Alfred avait épousé Thérèse parce qu’elle était la plus jolie fille du village, mais trente ans plus tard il n’en restait plus grand’chose, de ses appas. Ecroulés, les seins jadis ronds comme deux petites pommes. Ramollie, la paire de fesses qui s’était balancée sous la jupe légère et avait été lorgnée par bien des gars du village. Sillonnées de varices violettes, les gambettes autrefois si lestes à grimper vers les cerises.

Alfred se rappelait… Avant de faire sa demande il avait hésité : la demoiselle apportait en dot un physique avantageux, certes, mais aucune parcelle de terre susceptible d’augmenter son propre bien. C’est qu’il était un beau parti, et sa propriété compensait bien ses dents jaunes et une calvitie précoce. La coquine l’avait invité plusieurs dimanches, après la messe, à goûter sa tarte aux quetsches et son sirop de mirabelles. Alfred aussi gourmand que calculateur avait été séduit par ses talents de cuisinière, à quoi il fallait ajouter, pour être juste, une réputation de dure à l’ouvrage. Il s’était donc décidé à quitter une mère imbattable sur le plan des quiches et des daubes, persuadé qu’il ne perdrait pas au change.

La période des fiançailles s’était révélée prometteuse car personne, comme Thérèse, ne savait réussir des coulis de tomates aussi savoureux. Chaque soir Alfred venait dîner chez sa promise et savourait le moelleux d’un soufflé tout en caressant sous la table le galbe voluptueux d’une cuisse ferme.

Il devinait que Thérèse avait été plus séduite par ses biens que par sa personne sans attrait véritable. Pour la conforter dans son choix, dès le lendemain du mariage il se mit à soigner plus que jamais ses plants de tomates, et les voisins le virent grimpé sur l’escabeau à tailler ses arbres fruitiers avec un soin inaccoutumé. Thérèse, heureuse d’avoir acquis le statut qu’elle convoitait, celui de la femme la plus riche aux alentours, se mit aussitôt à le seconder. C’était aussi ses terres maintenant.
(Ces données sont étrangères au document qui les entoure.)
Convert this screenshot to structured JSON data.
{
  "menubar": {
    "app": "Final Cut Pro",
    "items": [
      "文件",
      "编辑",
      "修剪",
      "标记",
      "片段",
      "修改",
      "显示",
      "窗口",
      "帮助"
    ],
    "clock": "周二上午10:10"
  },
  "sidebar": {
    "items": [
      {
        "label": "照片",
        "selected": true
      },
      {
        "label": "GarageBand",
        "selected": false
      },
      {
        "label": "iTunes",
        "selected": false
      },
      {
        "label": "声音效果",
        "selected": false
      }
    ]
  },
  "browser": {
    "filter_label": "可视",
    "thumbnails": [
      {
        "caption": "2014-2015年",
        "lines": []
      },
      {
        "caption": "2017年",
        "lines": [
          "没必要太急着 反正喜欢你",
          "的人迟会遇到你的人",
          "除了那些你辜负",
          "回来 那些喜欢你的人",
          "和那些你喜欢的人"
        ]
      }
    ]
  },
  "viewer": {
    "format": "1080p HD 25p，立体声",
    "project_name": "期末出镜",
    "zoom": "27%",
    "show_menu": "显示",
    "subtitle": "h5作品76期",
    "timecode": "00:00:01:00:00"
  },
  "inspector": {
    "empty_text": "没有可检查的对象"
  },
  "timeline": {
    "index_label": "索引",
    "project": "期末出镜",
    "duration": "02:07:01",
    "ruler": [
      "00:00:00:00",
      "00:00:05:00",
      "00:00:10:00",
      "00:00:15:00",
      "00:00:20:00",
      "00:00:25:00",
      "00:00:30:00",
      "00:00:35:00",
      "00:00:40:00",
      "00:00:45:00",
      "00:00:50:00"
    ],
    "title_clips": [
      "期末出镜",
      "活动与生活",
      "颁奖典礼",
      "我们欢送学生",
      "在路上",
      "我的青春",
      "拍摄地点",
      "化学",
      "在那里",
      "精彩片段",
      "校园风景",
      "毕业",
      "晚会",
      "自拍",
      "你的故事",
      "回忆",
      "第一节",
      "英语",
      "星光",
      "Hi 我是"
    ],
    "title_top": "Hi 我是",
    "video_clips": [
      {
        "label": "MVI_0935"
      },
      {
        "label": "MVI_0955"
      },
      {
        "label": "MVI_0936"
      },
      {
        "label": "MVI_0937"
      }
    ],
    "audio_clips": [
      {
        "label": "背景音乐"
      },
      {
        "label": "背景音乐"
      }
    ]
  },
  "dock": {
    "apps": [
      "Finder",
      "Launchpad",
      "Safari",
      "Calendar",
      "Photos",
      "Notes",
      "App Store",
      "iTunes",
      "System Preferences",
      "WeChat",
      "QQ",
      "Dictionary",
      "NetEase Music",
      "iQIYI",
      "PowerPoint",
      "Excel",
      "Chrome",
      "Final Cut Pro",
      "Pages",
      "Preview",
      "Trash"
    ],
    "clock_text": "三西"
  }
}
D’abord ravi de l’aide précieuse ainsi apportée, Alfred découvrit vite que sa fine cuisinière avait une idée du rendement qui confinait à l’obsession. Chaque matin elle allait faire son inspection, surveillant la grosseur des tomates, déplorant le coup de vent qui dans la nuit avait fait choir des prunes tout juste bonnes désormais pour des compotes. Elle tenait un cahier où elle inscrivait chaque soir le résultat de la cueillette, un autre cahier où elle notait le nombre de conserves réalisées. Elle consacrait ses journées à stériliser des bocaux de sauce tomate, à faire cuire des confitures. Elle en avait parcimonieusement offert autour d’elle, histoire d’établir sa réputation, et bientôt elle fut célèbre jusqu’au canton voisin. On venait quémander ses recettes de tartes qu’elle savait varier à l’infini. Alfred ne pouvait plus sortir de chez lui sans entendre les louanges décernées à son épouse, et il hochait la tête, sachant qu’il faisait bien des envieux. Un don du ciel, une femme pareille, entendait-il.
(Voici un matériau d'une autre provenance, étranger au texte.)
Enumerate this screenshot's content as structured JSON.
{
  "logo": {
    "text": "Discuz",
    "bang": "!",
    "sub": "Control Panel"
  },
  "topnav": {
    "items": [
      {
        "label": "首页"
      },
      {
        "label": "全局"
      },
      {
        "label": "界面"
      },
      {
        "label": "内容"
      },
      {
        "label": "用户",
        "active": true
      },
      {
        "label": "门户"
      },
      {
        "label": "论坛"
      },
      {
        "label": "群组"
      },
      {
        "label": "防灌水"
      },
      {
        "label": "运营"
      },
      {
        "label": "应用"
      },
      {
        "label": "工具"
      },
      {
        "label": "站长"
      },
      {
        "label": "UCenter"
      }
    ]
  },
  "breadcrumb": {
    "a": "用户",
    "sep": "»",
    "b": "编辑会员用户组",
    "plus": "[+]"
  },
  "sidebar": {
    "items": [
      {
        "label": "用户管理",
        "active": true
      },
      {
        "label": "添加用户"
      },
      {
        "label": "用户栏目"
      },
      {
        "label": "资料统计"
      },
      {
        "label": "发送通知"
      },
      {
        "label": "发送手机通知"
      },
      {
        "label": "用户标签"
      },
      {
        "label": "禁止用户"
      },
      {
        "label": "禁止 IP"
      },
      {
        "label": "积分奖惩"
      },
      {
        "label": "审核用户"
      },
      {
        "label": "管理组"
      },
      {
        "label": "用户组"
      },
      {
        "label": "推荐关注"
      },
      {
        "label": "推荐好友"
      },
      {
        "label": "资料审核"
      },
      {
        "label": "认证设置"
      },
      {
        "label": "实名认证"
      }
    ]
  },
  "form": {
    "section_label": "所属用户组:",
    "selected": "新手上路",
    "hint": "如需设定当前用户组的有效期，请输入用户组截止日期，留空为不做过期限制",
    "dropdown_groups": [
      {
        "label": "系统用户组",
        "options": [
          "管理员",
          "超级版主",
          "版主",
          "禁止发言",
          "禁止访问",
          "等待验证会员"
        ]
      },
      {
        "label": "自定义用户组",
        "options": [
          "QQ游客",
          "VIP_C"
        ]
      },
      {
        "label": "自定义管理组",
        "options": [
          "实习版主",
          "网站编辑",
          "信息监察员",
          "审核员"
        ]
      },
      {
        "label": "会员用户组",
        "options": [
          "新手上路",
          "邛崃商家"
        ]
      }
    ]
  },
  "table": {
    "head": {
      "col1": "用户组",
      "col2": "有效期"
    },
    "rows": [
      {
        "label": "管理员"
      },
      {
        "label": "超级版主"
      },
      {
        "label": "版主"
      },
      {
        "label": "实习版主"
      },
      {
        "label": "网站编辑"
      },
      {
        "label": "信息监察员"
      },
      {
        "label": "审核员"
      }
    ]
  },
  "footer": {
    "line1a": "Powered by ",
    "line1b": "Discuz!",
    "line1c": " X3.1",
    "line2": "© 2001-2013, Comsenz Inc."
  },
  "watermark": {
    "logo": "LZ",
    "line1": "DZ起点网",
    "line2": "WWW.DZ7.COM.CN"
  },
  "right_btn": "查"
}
Le fermier d’à côté mourut, un vieux garçon sans héritiers. Thérèse persuada son mari d’acquérir le terrain en vente, ce qui allait permettre de doubler la superficie des plantations de tomates. Alfred hésita, songea au surcroît de travail. Pour lui, mais aussi pour Thérèse qui abattait déjà le travail de deux hommes. Elle avait fait trois fausses couches et sa beauté s’était vite fanée à s’acharner ainsi. Où était la jeune fille pulpeuse et aguichante qu’il avait épousée ? Il avait maintenant en face de lui une maîtresse femme trapue qui lui faisait peur. Il aurait dû refuser, mais il n’osa pas. Sa femme faisait l’admiration du village, il n’allait pas lui faire publiquement honte.
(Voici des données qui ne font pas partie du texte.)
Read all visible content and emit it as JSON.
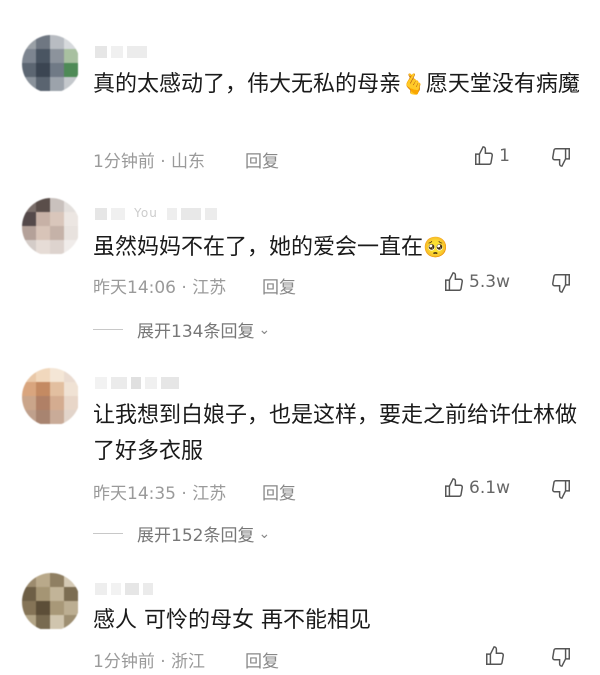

Le pire, cependant, ce n’était pas cette boulimie de travail. C’était sa peur de manquer. Les conserves s’alignaient en rangs serrés à la cave. Alfred disait-il timidement : Et si nous en offrions un peu plus aux voisins ? il s’attirait une réponse cinglante : Tu es fou, et s’il nous arrivait un malheur ? Tu seras bien content d’avoir des réserves. Les parents de Thérèse s’étaient endettés pour d’obscures raisons, leur terre avait dû être vendue, et ils n’avaient subsisté que grâce à la charité de leur entourage. Leur fille avait grandi dans la hantise de la pauvreté.

Alfred, une fois de plus, se taisait.

Quelques années plus tard c’est un verger couvert de mirabelliers qui se trouva mis en vente, et Thérèse, là encore, poussa à l’achat.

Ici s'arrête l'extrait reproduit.